By analyzing the phases of mariabackup it seems that there are parts that are being executed single threaded. Combined with a moderate/slow storage this leads to excessive backup times.
By profiling the I/O speed of our storage we found that it can deliver larger throughput when more I/Os are queued (i.e. larger queue depth) (as for example in multi threaded operations).
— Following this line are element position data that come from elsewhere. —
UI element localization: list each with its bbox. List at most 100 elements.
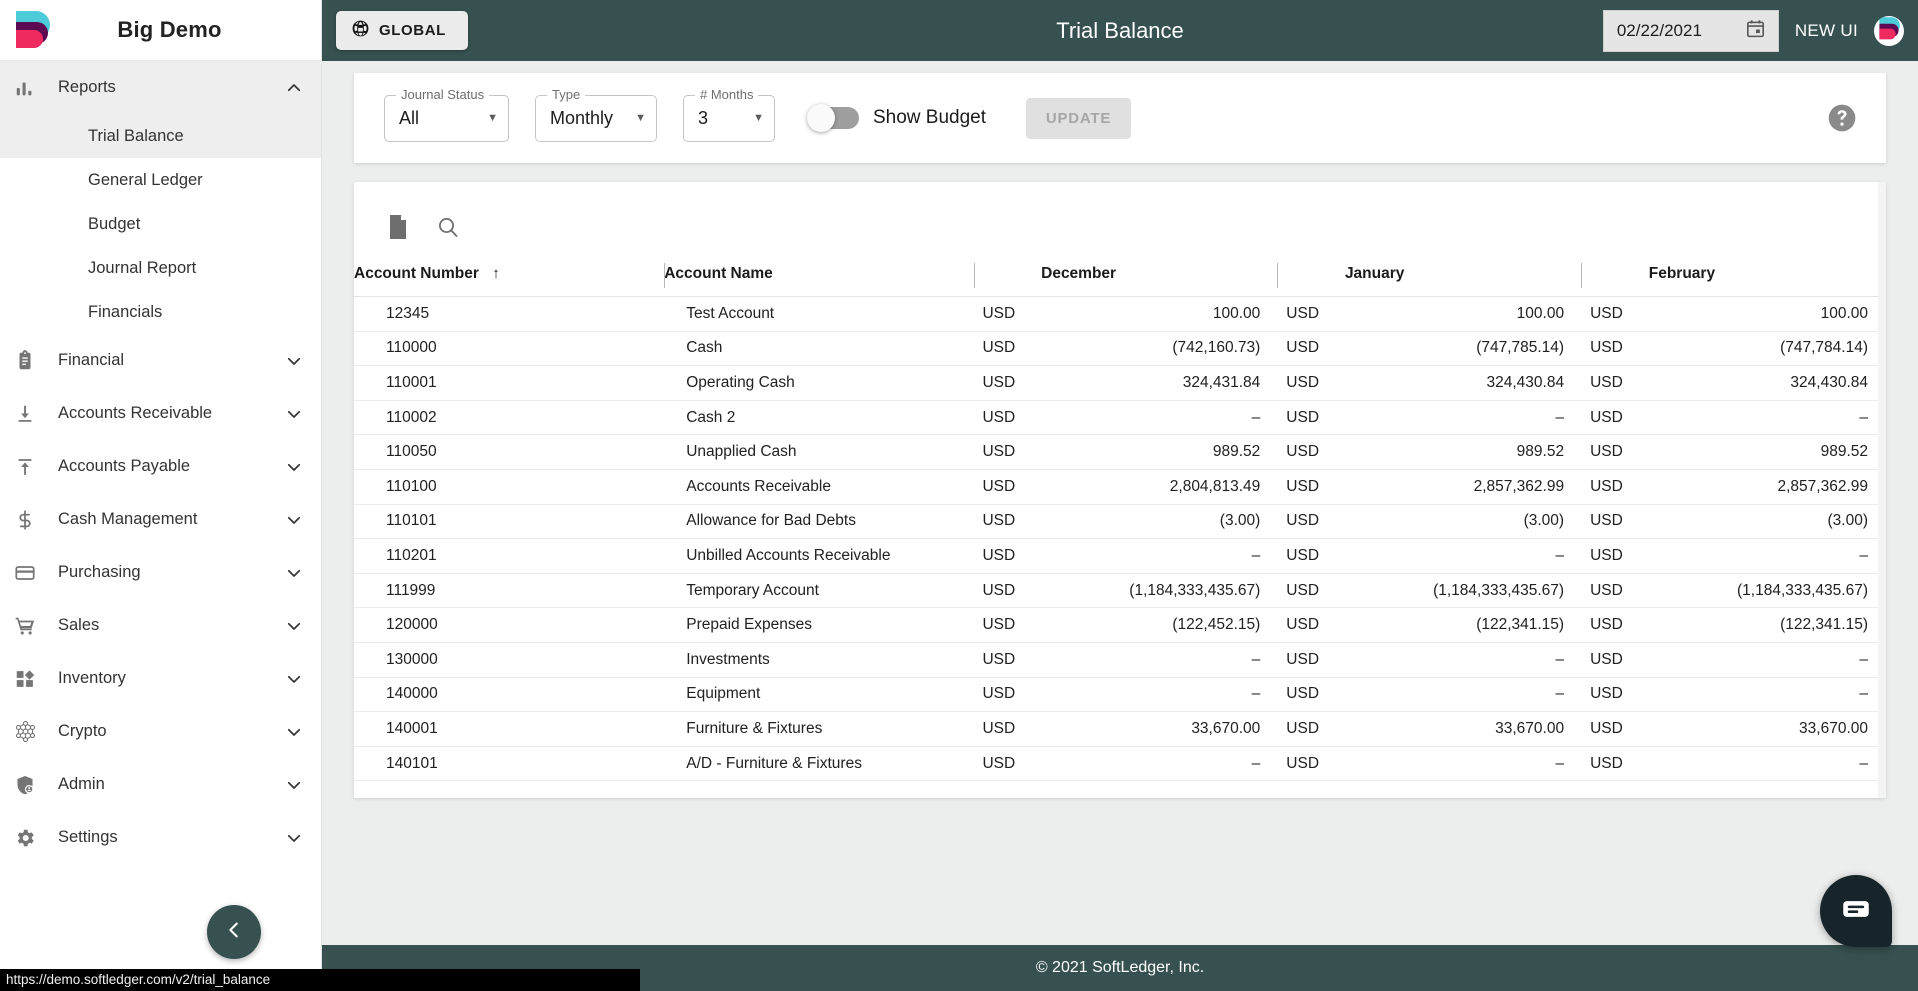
table-row[interactable]: 110101 Allowance for Bad Debts USD (3.00) US… bbox=[354, 504, 1886, 540]
sidebar-item-accounts-payable[interactable]: Accounts Payable bbox=[0, 440, 321, 493]
sidebar-item-label: Financial bbox=[58, 351, 125, 369]
brand-header: Big Demo bbox=[0, 0, 321, 61]
journal-status-select[interactable]: Journal Status All ▼ bbox=[384, 86, 509, 142]
cell-account-name: Test Account bbox=[664, 296, 975, 332]
cell-amount: 989.52 bbox=[1344, 434, 1583, 470]
chat-bubble-icon bbox=[1839, 892, 1873, 931]
calendar-icon[interactable] bbox=[1745, 18, 1766, 44]
sidebar-collapse-button[interactable] bbox=[207, 905, 261, 959]
cell-account-number: 12345 bbox=[354, 296, 665, 332]
cell-currency: USD bbox=[974, 538, 1042, 574]
column-header-december[interactable]: December bbox=[1041, 257, 1279, 297]
table-row[interactable]: 110100 Accounts Receivable USD 2,804,813.49… bbox=[354, 469, 1886, 505]
show-budget-toggle[interactable] bbox=[807, 104, 859, 132]
cell-account-number: 110000 bbox=[354, 331, 665, 367]
sidebar-subitem-label: Journal Report bbox=[88, 258, 197, 277]
cell-currency: USD bbox=[974, 677, 1042, 713]
search-icon[interactable] bbox=[436, 215, 460, 239]
sidebar-item-reports[interactable]: Reports bbox=[0, 61, 321, 114]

On the other hand mariabackup is only partially run multi threaded.
It seems that mariabackup has 3 basic stages in terms of time taken to complete each (InnoDB database with >100K tables):
- open tables - single threaded
- stream ibd - multi threaded
- (lock tables)
- stream frm files - single threaded
- (unlock tables)
FROM these phases open tables & stream frm files is done in a single threaded manner as can be verified by looking at the logs and monitoring tools (atop) during mariabackup.
Command run is
$ mariabackup --backup --user=root --galera-info --parallel=16 --stream=xbstream --ftwrl-wait-timeout=120 --ftwrl-wait-threshold=30 | gzip > /var/backups/mariabackup/blogs-test.gz
- an annotated excerpt of a slow mariabackup operation.
- some source code annotations for the copy ibd and copy frm stages, the latter being executed in the main thead, while the former in a multitheaded manner.
So the issue is that file operations involving large number of files (as the case of innodb databses with the innodb_file_per_table setting (default) and 100K databases) are partially done in a multi threaded manner and partially in a single threaded manner.
It would be interesting if the open tables phase and copy frm files phase could be also made multi threaded. This would make a benefit for storages that can sustain larger queue depths (providing larger throughput for larger queue depths). I would expect this to be applied to modern ssds also that have this characteristic.